I recently spoke with two of my female lecturers, Lyndsay Fletcher and Morag Casey, both of whom received their degrees at Glasgow University and things are changing. It’s reassuring to see the number of female Physics lecturers rise from three per cent to seventeen per cent in twenty years. It’s reassuring to see the number of female students rise too. Both Lyndsay and Morag recall only having one female lecturer throughout their entire studies and they both speak fondly of her. As per the “Accidental Role Model Phenomenon” this is unsurprising. But it can’t have been easy having only one person to look to, to see only one female surrounded by all those males and to convince yourself that you can do it too.

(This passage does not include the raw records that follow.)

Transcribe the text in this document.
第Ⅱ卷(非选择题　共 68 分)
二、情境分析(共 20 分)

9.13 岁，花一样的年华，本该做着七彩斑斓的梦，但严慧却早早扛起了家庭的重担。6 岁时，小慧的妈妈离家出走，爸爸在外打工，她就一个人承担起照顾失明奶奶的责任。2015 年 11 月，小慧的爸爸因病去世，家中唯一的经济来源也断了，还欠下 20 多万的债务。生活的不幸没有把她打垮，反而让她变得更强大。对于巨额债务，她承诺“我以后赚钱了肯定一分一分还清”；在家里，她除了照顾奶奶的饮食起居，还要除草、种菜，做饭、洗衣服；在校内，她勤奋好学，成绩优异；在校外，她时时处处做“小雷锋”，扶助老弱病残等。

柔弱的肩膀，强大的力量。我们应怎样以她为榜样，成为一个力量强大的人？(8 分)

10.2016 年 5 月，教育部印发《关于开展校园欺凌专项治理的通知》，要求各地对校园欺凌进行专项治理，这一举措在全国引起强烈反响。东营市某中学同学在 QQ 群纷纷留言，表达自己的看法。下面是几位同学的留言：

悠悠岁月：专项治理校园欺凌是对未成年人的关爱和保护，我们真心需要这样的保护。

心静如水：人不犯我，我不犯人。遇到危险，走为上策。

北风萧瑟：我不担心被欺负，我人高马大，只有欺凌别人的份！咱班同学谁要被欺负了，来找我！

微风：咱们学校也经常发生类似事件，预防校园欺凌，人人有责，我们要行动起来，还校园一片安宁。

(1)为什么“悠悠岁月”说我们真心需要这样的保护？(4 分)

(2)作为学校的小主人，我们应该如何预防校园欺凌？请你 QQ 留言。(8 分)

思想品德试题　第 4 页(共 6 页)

Interestingly, this bias can work both ways with girls sometimes receiving preferential treatment. I remember in school the teachers were very willing to help me with homework but would often be quite curt and rude if the boys asked for help. One teacher actually did my homework for me if I taught his S2 class. Our school uniform was a shirt and tie which all of the boys stuck by but I could come in wearing sports leggings and a green top and the teachers would laugh and joke about it. If a boy dared to wear navy instead of black, they’d get a lecture about respect. I’m not going to lie, being able to get away with more things had its perks but it was just a constant reminder that I was different.

Typical

It’s a tricky predicament to be in because you don’t want to complain and you certainly don’t want people calling you a crazy feminist but there is a problem. It’s deep rooted in the way we are brought up and the way our education system works. It’s in the media and across the internet. It’s what allows women like Morag to be talked over in meetings, despite her work towards the discovery of gravitational waves (huge deal, look it up). It’s what allows people to tell teenage Lyndsay that Physics is a “funny thing for a girl to do”. It’s what allows the boy in labs to reassure me that I won’t have to do any work. And it has to stop.

We’re not asking for an even split or for priority treatment, we’d just quite like to command the same level of respect as the boys. I mean, if girls can go to space, run a country, climb Everest and win Nobel prizes then we sure as hell can study Physics. The sky might be your limit, but it certainly isn’t mine.